Они видели, что я, уже смирившись с положением, начинаю
понемногу заискивать, поддерживая разговор, стараясь не уронить чересчур сильно
свое достоинство ученого с мировым именем и советника президента.
Когда он протянул мне пачку, я выудил сигарету дрожащей рукой,
вздохнул с облегчением, как наркоман, который в начале ломки вкатил себе
двойную дозу, протянул руку к пистолету. Их глаза сразу стали профессионально
настороженными. Голдсмит даже положил ладонь на торчащую рукоять своего
стреляющего железа, острые зрачки не отрывались от моего лица.
Я неумело взял пистолет, четыре пары глаз цепко следили за
моими профессорскими пальцами. Я понимал, что если я сделаю хоть одно
подозрительное движение, которое можно расценить как будто я снимаю с тайного
предохранителя или переключаю с безобидной зажигалки на смертоносные пули, то,
как бы они ни расслабились, как бы ни поверили в мою трусость и беспомощность
ученого мирового класса, меня настигнет пуля раньше, чем сдвину ствол в нужную
сторону.
Глаза княжны расширились, рот округлился. Она в ужасе
смотрела в мое лицо, щеки побледнели, ее аристократическая красота стала
утонченнее, а голубые жилки на висках напоминали, что там течет голубая кровь.
Мою руку тряхнуло, уши заложило от грохота, я тут же перевел
пистолет на Багнюка, дважды нажал курок. Кисть болезненно выворачивало при
каждом выстреле. В плече заныло, а когда голова Багнюка тоже окрасилась
красным, я, двигаясь как можно быстрее, перевел пистолет на десантника, но тот
уже в длинном прыжке оказался за столом. Я успел увидеть исчезающие ноги, повел
стволом в то место, где должны быть голова и верхняя часть туловища, трижды
нажал курок.
После грохота выстрелов наступила оглушающая тишина. Стелла
сидела, замерев, ее огромные глаза не оставляли моего лица. Не думаю, что оно
было страшным, все-таки я ученый мирового класса, но явно не осталось таким,
как минуту тому.
Голдсмит лежал на полу, под его головой растекалась красная
лужа, а Багнюк остался в кресле. Во лбу чернела дыра, которую закупоривало
темным угольком, похожим на шлак от антрацита.
Я держал пистолет перед собой, есть еще четыре патрона. То,
что десантник захрипел, и даже то, что я наверняка всадил в него через обивку
тонкого стола все три пули, еще не значит, что он мертв. Это в кино гад падает
мертвым, едва выстрелят в его сторону, но на самом деле даже с простреленным
сердцем человек может выжить и, хуже того, может не только драться, но и
удавить голыми руками, если вот такой бык, а противник... не бык, скажем так.

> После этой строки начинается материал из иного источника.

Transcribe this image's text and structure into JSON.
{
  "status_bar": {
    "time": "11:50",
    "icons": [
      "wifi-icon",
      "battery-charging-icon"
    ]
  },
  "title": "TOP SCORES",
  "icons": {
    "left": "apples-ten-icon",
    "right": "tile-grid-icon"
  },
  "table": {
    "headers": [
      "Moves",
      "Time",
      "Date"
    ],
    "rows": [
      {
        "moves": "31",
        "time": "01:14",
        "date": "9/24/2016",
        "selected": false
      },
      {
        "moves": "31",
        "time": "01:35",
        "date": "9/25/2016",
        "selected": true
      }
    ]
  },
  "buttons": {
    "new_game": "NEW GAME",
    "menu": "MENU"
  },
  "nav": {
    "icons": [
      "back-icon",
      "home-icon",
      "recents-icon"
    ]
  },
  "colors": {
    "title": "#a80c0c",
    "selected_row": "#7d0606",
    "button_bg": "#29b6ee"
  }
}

Сперва показались ноги в тяжелых ботинках, я удержался от
соблазна выстрелить в коленную чашечку: если прикидывается, то дернется, сделал
еще шажок, и быстро сунул пистолет в карман, ибо его голова была разбита пулей
совсем не так аккуратно, как у Голдсмита. Впрочем, пистолет-пулемет достать уже
успел, палец застыл на курке!
Все это длилось считанные секунды. Хоть и звуконепроницаемый
подвал, но вот-вот вернется четвертый, что ходил за стаканом воды. Я скользнул
взглядом по красной луже в кресле под Багнюком, быстро подхватил его автомат.
Тяжелый какой! Бегом вернулся к Голдсмиту и десантнику, подобрал их
автоматические пистолеты, если эти чудовища можно назвать пистолетами,
подмигнул княжне и бросился к двери.